I, and The Purple Circuit, will miss Fritz and offer condolences to his life partner Tom Reise and his brothers George and Seymour. Fritz made our world a much better, and more beautiful place.


Notes derived from Wikipedia:

Fritz Klein was born Fred Klein in Vienna, Austria, to orthodox Jewish parents. He and his family fled to New York when he was a child, to escape anti-semitism. He received a BA from Yeshiva University in 1953, and an MBA from Columbia University in 1955. He studied medicine at Bern University in Switzerland for six years, receiving his MD in 1971.

He practiced as a psychiatrist in New York in the 1970s. As a self-identified bisexual, he was surprised at the lack of literature on his sexuality in the New York public library in 1974. He was inspired to place an advertisement in the Village Voice and founded the Bisexual Forum. He devised the Klein Sexual Orientation Grid, a multi-dimensional system for describing complex sexual orientation, similar to the “zero-to-six” scale Kinsey scale used by Alfred Kinsey, but measuring seven different vectors of sexual orientation and identity (sexual attractions, fantasies, emotional preference, social preference, lifestyle and self-identification) separately, as they relate to a person's past, present and ideal future.

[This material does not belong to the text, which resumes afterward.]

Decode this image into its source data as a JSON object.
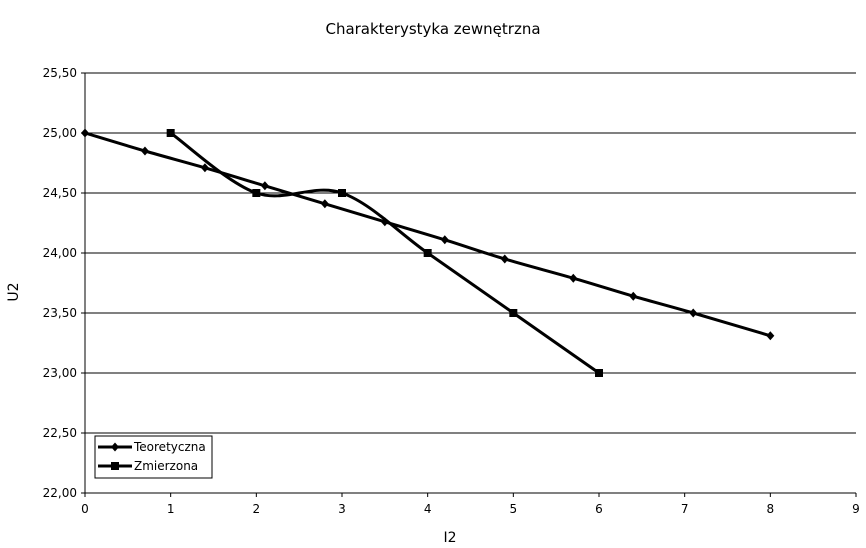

He published “The Bisexual Option” (1978), based on his research, the world’s first real psychological study of bisexuality. He also co-authored “Man, His Body, His Sex” (1978), and published “Bisexualities: Theory and Research” (1986) and “Bisexual and Gay Husbands: Their Stories, Their Words” (2001). He also published a novel, “Life, Sex and the Pursuit of Happiness” (2005).

Klein moved to San Diego in 1982, founded a second Bisexual Forum, and founded the “Journal of Bisexuality.” He remained its editor until his death. He founded the American Institute of Bisexuality (AIB), also known as the Bisexual Foundation, in 1998 to encourage, support and assist research and education about bisexuality.

He was diagnosed with cancer, and underwent surgery as a result. He died following a cardiac arrest, at aged 73. He was survived by his life partner, Tom Reise. He donated his body to science.